Speak about Speech: Shuno の方言千夜一夜



第828夜

耳穴かっぽじって




 今週は耳の話。

 単純に「耳 AND 方言」でググっても目を引くような記事は出てこない。
 いつかも書いたが、目には「まなぐ」、おでこには「なずぎ」のような俚諺形があるのに、耳にはない。
まなぐ」は「まなこ」の変化したもので、これはどうやら「目」よりも古い言葉らしい。「なずき」も「脳」という意味の古い語なのだが、そういう語があるかどうかの違いなのかもしれない。類語辞典で「耳」を引いてみても、「耳殻」「外耳」のような別の語しか見当たらなかった。

 まずは「猫耳」。もう一目見ただけで、ググったときのノイズの多さが想像できる。
 正直、本当に方言? と思ったのだが、北陸放送内の「典子のそこやとこ」に、金沢大学の加藤和夫教授のコメントが掲載されている。法水正文という医師が全国的な調査をしたことがあるらしい。それには、北海道の表現として「ネコミミ」があるそうだ。
 別の記事に寄れば、猫の耳が湿っていることからの連想らしい。
 耳垢が乾いているか湿っているかについては、東西差が見られるということを聞いたことがあるのだが、さっきの記事に寄れば、「乾いた耳垢」を示す言葉にはさほどのバリエーションがないのに対して、「湿った耳垢」は数が多い。これは、「湿った耳垢」が珍しいものだったから、という説明がされている。
 ということは、東日本、もっと言えば北日本ってのはやっぱりマイノリティってことなのだなぁ、と思った。

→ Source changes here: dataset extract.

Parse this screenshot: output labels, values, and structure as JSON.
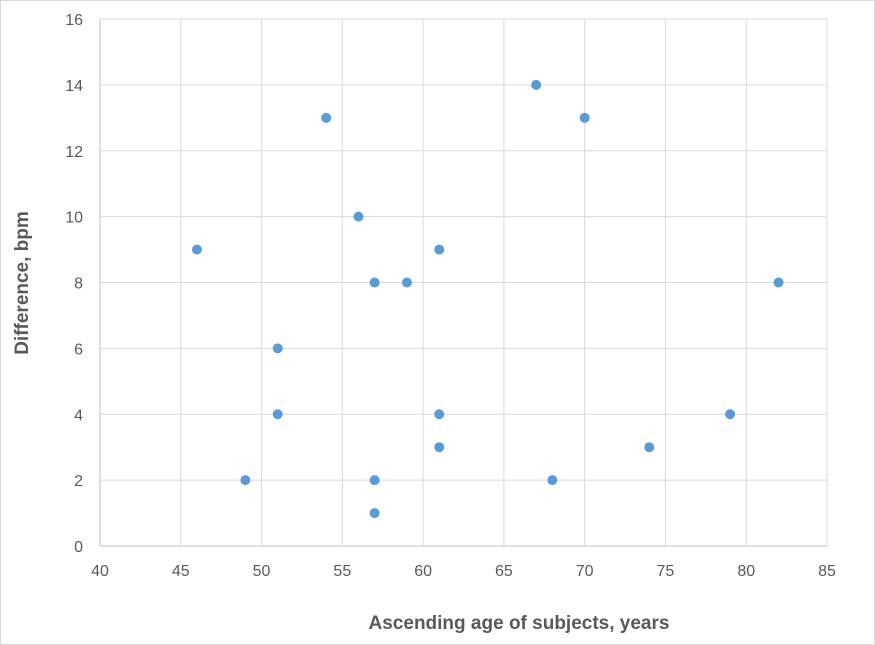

 耳が聞こえないことを、東北南部では「耳きんか」と言う。
 これを見て、昔、「みみきかんじ」という表現があったことを思い出した。おそらく子供のとき以来だから数十年ぶりである。えらく新鮮な感じ。
 子供の頃に使っていたので、「」は「児」かと思ったが、『秋田のことば (秋田県教育委員会編、無明舎出版)』は「聞かない」という意味の「聞かず」であるとしている。
 これは差別語的な使われ方をした、取り扱い注意の語であることは言っておく。「聞こえない」状態なのに、「聞かない」という形であることもその証拠ではないだろうか。俺も人を罵倒するときに (子供のことなので、相手の聴力とは無関係に) 使っていたような記憶がある。
耳きんか」について触れた記事を読んでいると、かならずしもそうではないようなのだが、意味からして、そういう風に使うことができる語である。

 で、なんで急に耳の話をしだしたかと言うと、こないだ耳鼻科に行ったからである。
 唾を飲んだときや、口を閉じてげっぷを我慢したとき (ダイバーがやる「耳抜き」と同じことになる) に響く音が、右に比べて左側が明らかに大きい、という状態になった。これが一ヶ月前。
 それだけなので放っておいたら、今度は階段を下りるときに足音が直接、左耳に響くようになった。これも、いつもというわけではないので、やはり放置したのだが、気になって調べてみたら、滲出性中耳炎だとそんなことになるらしい、ということがわかった。
 それでも、痛くも痒くもないし、聞こえづらいというような症状もないので放っておいたのだが、その内、頭を動かすと左側でゴソゴソと音がするようになった。これはさすがにうるさい。
 滲出性中耳炎だと、中耳に溜まった液体を抜く必要がある。小さい穴を開けて吸引するらしいのだが、面倒なことにならなきゃいいなぁ、と思いながら医者に行った。
 さて、原因は何だったか。
 耳垢である。耳垢が鼓膜に付着していたらしい。
 これはさすがに情けなくて医者の顔を見られなかった。耳垢って。
 いや、以前から、乱暴な耳掻き作業や太い綿棒を使ったせいで、耳垢を奥に押し込んでしまう人が少なくない、ということは聞いていたのだが、まさか自分がそんなことをしているとは思わなかった。
 で、人のせいにするわけではないが、この綿棒が原因ではないかと思っている。
   
   (格子は 2.5mm 幅)
 右側、山があって耳垢を掻き出すのに便利そうだが、逆に作用すれば、耳垢を効率的に押し込むことになる。
 幸い、残りは数本なので、次はもっと細いのを探そう。医者の中には、子供向けが丁度いい、と言っている人もいる。